Through the online experiment platform and virtual simulation system, students can participate in high-level AI practical teaching without the need for expensive hardware. For example, a university in western China leveraged the platform’s cloud lab to allow students to complete an intelligent traffic signal optimization project in a virtual environment, and finish code debugging and model deployment through remote collaboration.

Dishan Technology also regularly organizes technical training sessions, open-source projects and competitions, providing a platform for learning and showcasing talents to more aspiring young people. It thus creates opportunities for more students to access cutting-edge technologies and stimulates their potential for technological innovation.

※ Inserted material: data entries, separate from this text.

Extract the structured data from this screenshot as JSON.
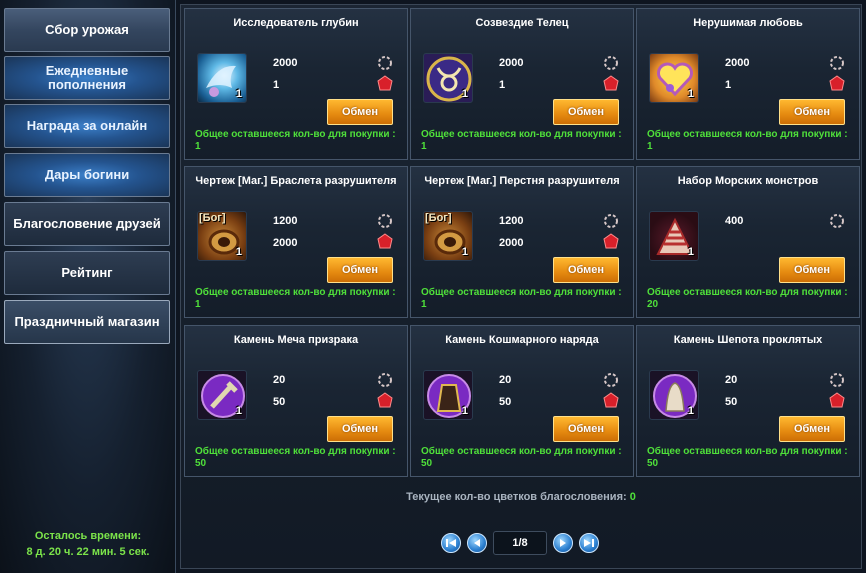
{
  "sidebar": {
    "items": [
      {
        "label": "Сбор урожая"
      },
      {
        "label": "Ежедневные пополнения"
      },
      {
        "label": "Награда за онлайн"
      },
      {
        "label": "Дары богини"
      },
      {
        "label": "Благословение друзей"
      },
      {
        "label": "Рейтинг"
      },
      {
        "label": "Праздничный магазин"
      }
    ],
    "timer_label": "Осталось времени:",
    "timer_value": "8 д. 20 ч. 22 мин. 5 сек."
  },
  "cards": [
    {
      "title": "Исследователь глубин",
      "count": "1",
      "price1": "2000",
      "price2": "1",
      "button": "Обмен",
      "remain": "Общее оставшееся кол-во для покупки : 1",
      "icon": "deep-explorer-icon"
    },
    {
      "title": "Созвездие Телец",
      "count": "1",
      "price1": "2000",
      "price2": "1",
      "button": "Обмен",
      "remain": "Общее оставшееся кол-во для покупки : 1",
      "icon": "taurus-icon"
    },
    {
      "title": "Нерушимая любовь",
      "count": "1",
      "price1": "2000",
      "price2": "1",
      "button": "Обмен",
      "remain": "Общее оставшееся кол-во для покупки : 1",
      "icon": "unbreakable-love-icon"
    },
    {
      "title": "Чертеж [Маг.] Браслета разрушителя",
      "count": "1",
      "price1": "1200",
      "price2": "2000",
      "button": "Обмен",
      "remain": "Общее оставшееся кол-во для покупки : 1",
      "icon": "bracelet-blueprint-icon",
      "badge": "[Бог]"
    },
    {
      "title": "Чертеж [Маг.] Перстня разрушителя",
      "count": "1",
      "price1": "1200",
      "price2": "2000",
      "button": "Обмен",
      "remain": "Общее оставшееся кол-во для покупки : 1",
      "icon": "ring-blueprint-icon",
      "badge": "[Бог]"
    },
    {
      "title": "Набор Морских монстров",
      "count": "1",
      "price1": "400",
      "price2": "",
      "button": "Обмен",
      "remain": "Общее оставшееся кол-во для покупки : 20",
      "icon": "sea-monsters-set-icon"
    },
    {
      "title": "Камень Меча призрака",
      "count": "1",
      "price1": "20",
      "price2": "50",
      "button": "Обмен",
      "remain": "Общее оставшееся кол-во для покупки : 50",
      "icon": "ghost-sword-stone-icon"
    },
    {
      "title": "Камень Кошмарного наряда",
      "count": "1",
      "price1": "20",
      "price2": "50",
      "button": "Обмен",
      "remain": "Общее оставшееся кол-во для покупки : 50",
      "icon": "nightmare-outfit-stone-icon"
    },
    {
      "title": "Камень Шепота проклятых",
      "count": "1",
      "price1": "20",
      "price2": "50",
      "button": "Обмен",
      "remain": "Общее оставшееся кол-во для покупки : 50",
      "icon": "cursed-whisper-stone-icon"
    }
  ],
  "blessing": {
    "label": "Текущее кол-во цветков благословения:",
    "value": "0"
  },
  "pager": {
    "text": "1/8"
  },
  "colors": {
    "accent_green": "#4fe03a",
    "button_orange": "#e58a10",
    "bg": "#121a25"
  }
}
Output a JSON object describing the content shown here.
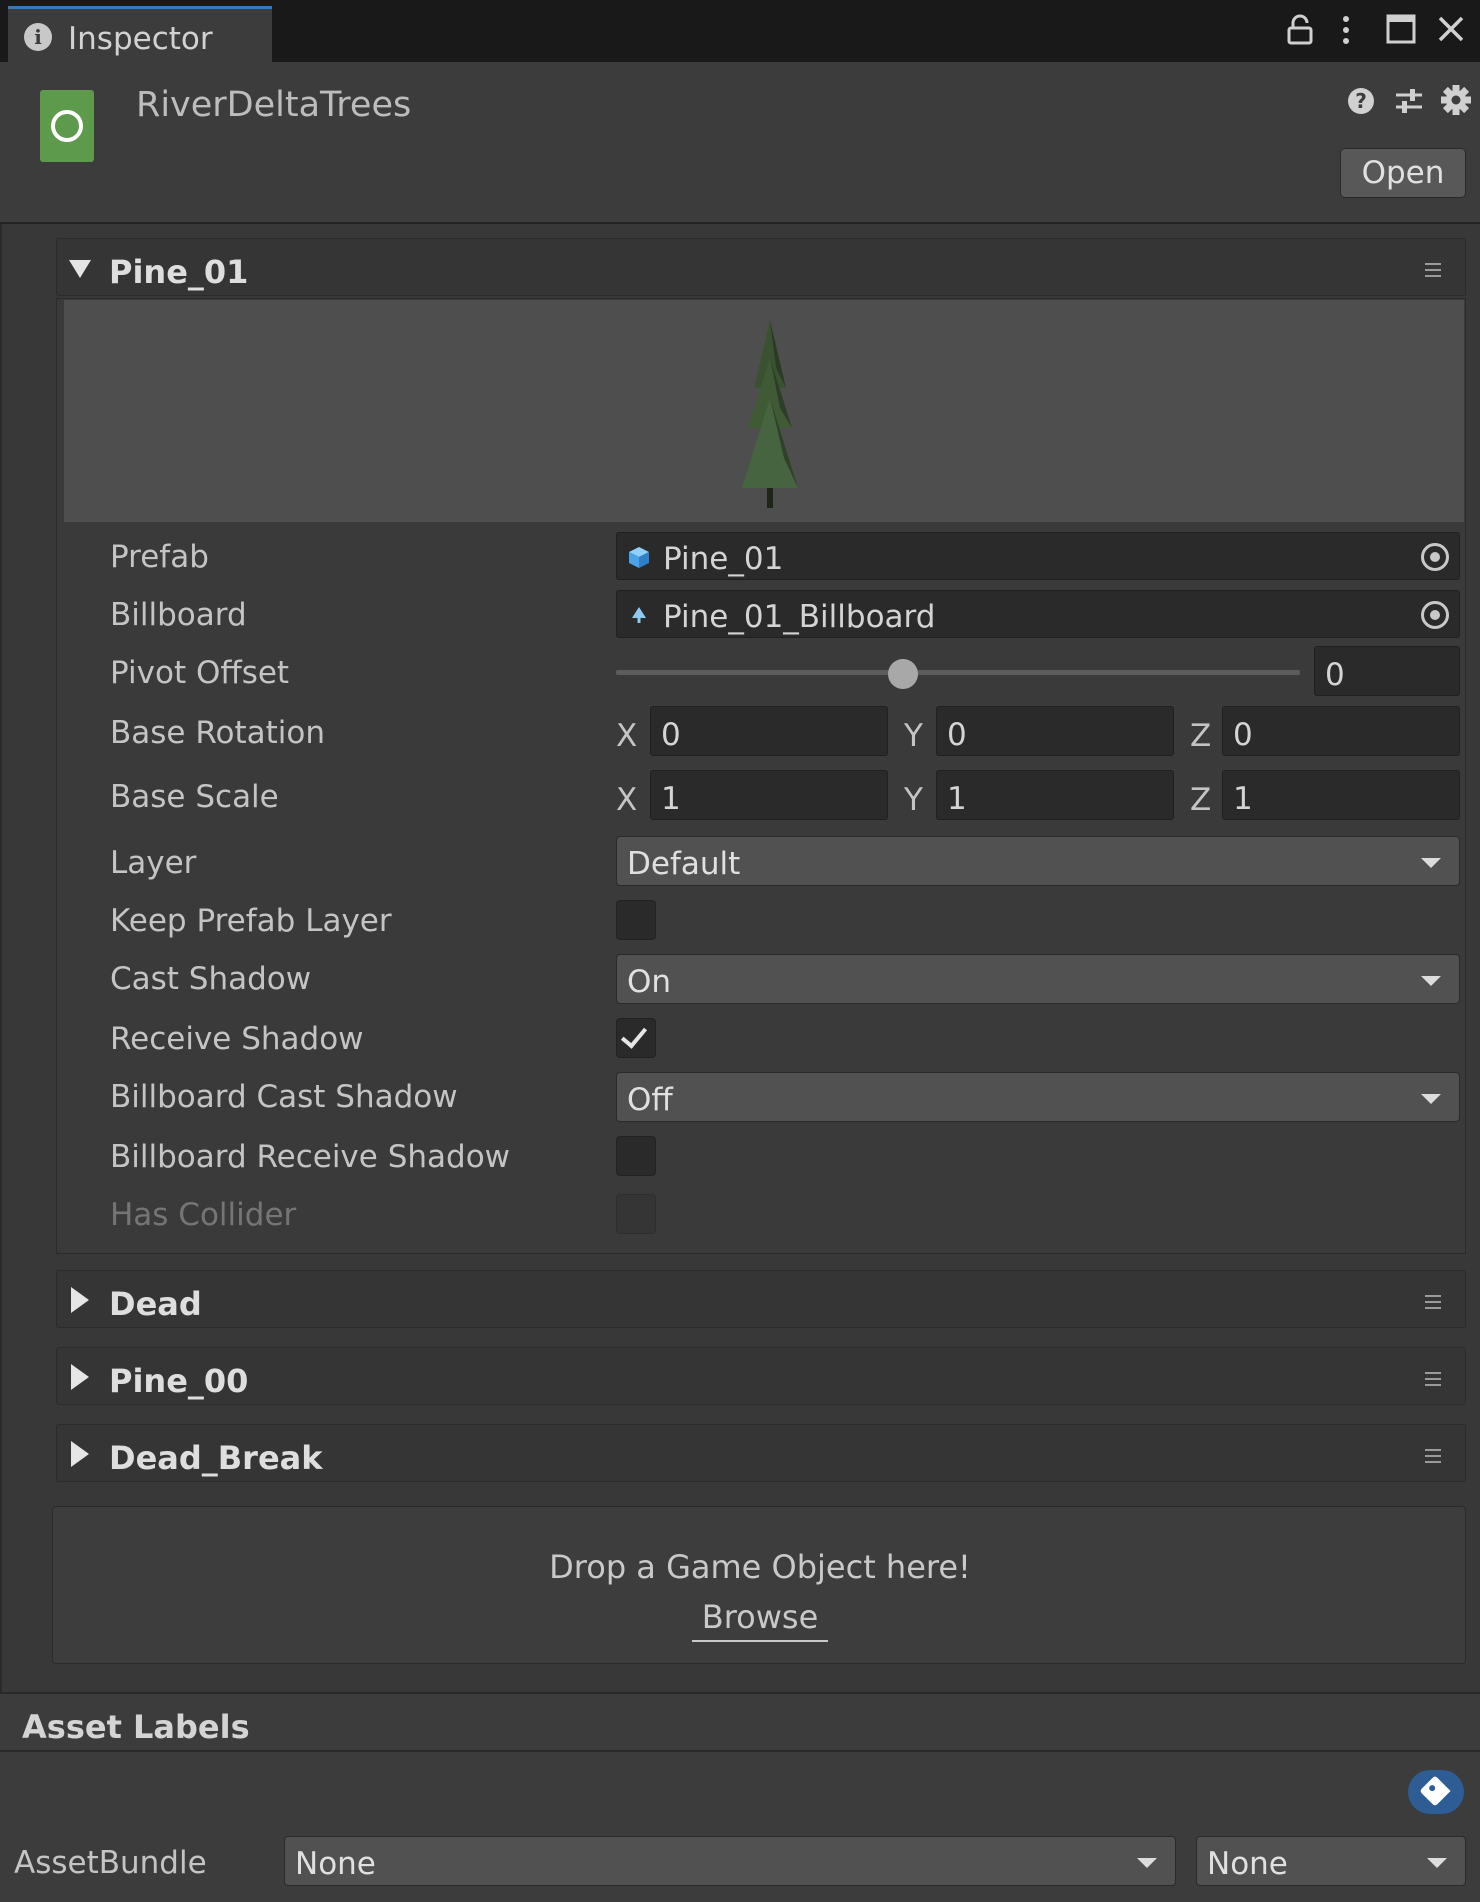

Towards the future: building a sustainable talent cultivation ecosystem

With the continuous evolution of AIoT technology, the edge AI sensing platform of Dishan Technology is also constantly iterating and upgrading. In the future, the platform will deeply integrate cutting-edge technologies such as edge intelligence, digital twins, and federated learning, further expanding the complexity and authenticity of application scenarios; Develop more toolkits and course resources for new engineering education, supporting the "AI+X" interdisciplinary talent cultivation model; Deepening the mechanism of industry university research cooperation will continue to promote the construction of open source communities, bringing together various forces such as universities, enterprises, and developers to form an ecosystem of "co construction, sharing, and win-win", providing richer resources and a broader stage for talent cultivation.